Travis Anthony Metcalf (born August 17, 1982) is an American former professional baseball third baseman. He played parts of two seasons in Major League Baseball (MLB) for the Texas Rangers.

== Amateur career ==
He helped lead the Wamego Red Raider baseball program in Wamego to the Kansas 4A State Championship in 2000, his senior year at Wamego High School. Metcalf holds the career home run record at the University of Kansas with 29 and held the single season record (18) from 2003 to 2009.

== Professional career ==

=== Minor leagues ===
Metcalf was drafted by the Texas Rangers in the 11th round of the 2004 Major League Baseball draft. He spent two and a half years in Texas' minor league system, playing for the Spokane Indians, Bakersfield Blaze, Frisco RoughRiders, and Oklahoma RedHawks, before his contract was purchased by the Rangers on May 18, 2007.

=== Defense first ===
Metcalf is known more for his defensive prowess than his offensive accomplishments. Rangers then-Assistant General Manager Thad Levine said Metcalf "was ready to play in the major leagues" in 2005. His offense rebounded in 2007 and the Rangers at that point felt that Metcalf would be able to adequately fill in for the injured Hank Blalock.

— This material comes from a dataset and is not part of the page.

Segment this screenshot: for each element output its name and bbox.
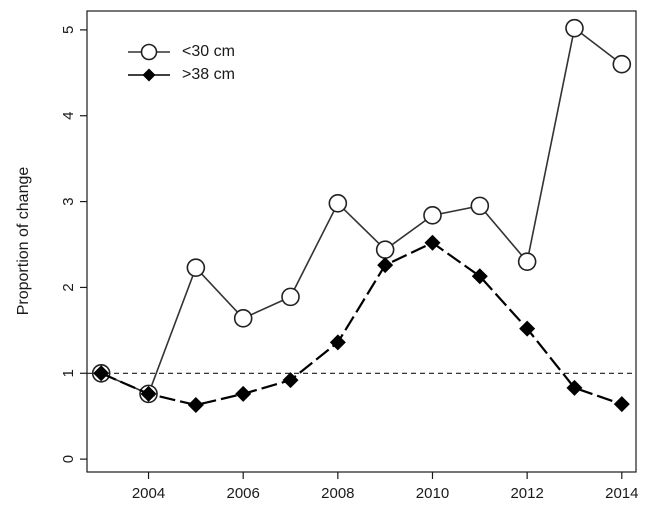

=== Major league career ===
Metcalf made his major league debut on May 19, 2007, against the Houston Astros. His first major league hit was a home run off Pirates pitcher, and former teammate at Kansas, Tom Gorzelanny. That August, he drove in four runs in each game of a doubleheader at Baltimore, the first game being a record-setting 30–3 rout.

=== Back to the minors ===
Following the Rangers' 2009 spring training camp, Metcalf was returned to the Triple-A Oklahoma RedHawks. On April 5, Metcalf was designated for assignment. He was claimed off waivers by the Kansas City Royals on April 8.

On August 19, 2009, Metcalf was released by the Kansas City Royals but re-signed with the Texas Rangers and was optioned to their Triple-A affiliate, the Oklahoma City Redhawks just 3 days later.

On February 23, 2010, Metcalf signed a minor league contract with the Colorado Rockies and played the 2010 season with the Colorado Rockies Triple-A affiliate, the Colorado Springs Sky Sox.

On April 27, 2011, Metcalf signed an independent league contract with the Fort Worth Cats. He was let go by the Cats later in the season and was picked up by the Lancaster Barnstormers.